Some national outlets are doing fine, but local newspapers are struggling.
From AP:
The Associated Press today announced five new content sharing agreements with U.S. nonprofit news outlets: CalMatters, Honolulu Civil Beat, Montana Free Press, Nebraska Journalism Trust and South Dakota News Watch.William McKenzie, Senior Editorial Advisor, George W. Bush Institute
The collaborations are part of an effort to expand the reach of local news ahead of the 2024 U.S. presidential election and increasing access to AP’s nonpartisan journalism, especially in communities that may have limited access to fact-based news. They follow the content sharing arrangement between AP and the Texas Tribune announced in March.
Each organization will share AP journalism with its audience. AP will distribute stories from each outlet to the news agency’s members and customers, supplementing AP’s existing coverage of California, Hawaii, Montana, Nebraska and South Dakota.

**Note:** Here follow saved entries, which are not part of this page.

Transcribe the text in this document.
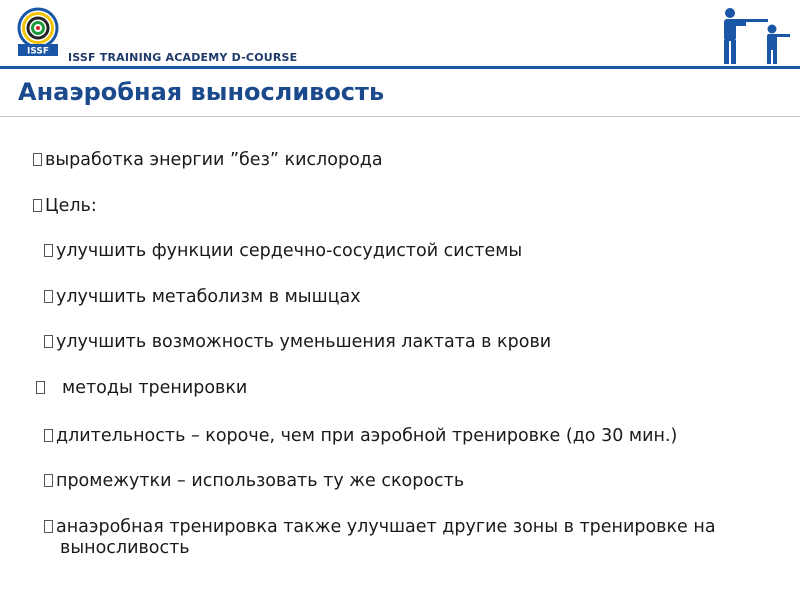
ISSF ISSF TRAINING ACADEMY D-COURSE
Анаэробная выносливость
выработка энергии ”без” кислорода
Цель:
улучшить функции сердечно-сосудистой системы
улучшить метаболизм в мышцах
улучшить возможность уменьшения лактата в крови
методы тренировки
длительность – короче, чем при аэробной тренировке (до 30 мин.)
промежутки – использовать ту же скорость
анаэробная тренировка также улучшает другие зоны в тренировке на выносливость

“As local coverage shrinks, content sharing agreements with other mission-driven news organizations across the U.S. are more important than ever,” said AP U.S. News Director Josh Hoffner. “These agreements are exciting opportunities for AP journalism to reach new audiences in an election year and simultaneously bolster the AP news report from states that can sometimes be overlooked.”
“Our mission is to inform and engage the 39 million people who call California home,” said CalMatters CEO Neil Chase, “so we’re grateful for this collaboration with The Associated Press. It makes it much easier for hundreds of news organizations across California to share our journalism with their audiences. It’s wonderful to be able to tell a newsroom that republishing our work is now as easy as publishing an AP story.”
Not all is lost in local journalism, even though more than half of American counties have no local news source or only one outlet, often a weekly newspaper. Here are two encouraging signs:
First, Lookout Santa Cruz, City Bureau, and the Invisible Institute won Pulitzer Prizes this month. The former for breaking news reporting on devastating floods and mudslides in its California coastal town. Journalists for the latter two shared the local reporting prize for a collaborative investigative series on missing Black women and girls in Chicago. What’s more, the Invisible Institute won a second Pulitzer for audio reporting. This hyperlocal coverage comes from three digital news operations that focus deeply on their communities and neighborhoods.
Longtime newspaper executive and media analyst Ken Doctor started the digital-only Lookout Santa Cruz in 2020. The parent company, Lookout Local, now is launching a site in Eugene, Oregon.
The nonprofit City Bureau began in 2015 to cover the south and west sides of Chicago. The Invisible Institute grew out of a larger project focusing on Chicago’s South Side.
Call their successes points of light in local journalism.
Second, the Pew Research Center’s latest in-depth study of local news shows that 85% of Americans believe local news organizations are at least somewhat important to their communities. And 44% believe the organizations are extremely or very important to their towns and cities.
True, Pew found a declining share of Americans follow local news, just as fewer people follow national news. Still, an increasing share of respondents believe local journalists are in touch with their communities – 69% in 2024 versus 63% in 2018. And that local news organizations report accurately (71%), cover key stories (68%), are transparent about their work (63%), and watch local leaders (61%).
Is more work needed to improve those numbers? Of course. But the strength of our democracy rests on the health of our communities. And robust local journalism is one sure way to bolster our communities.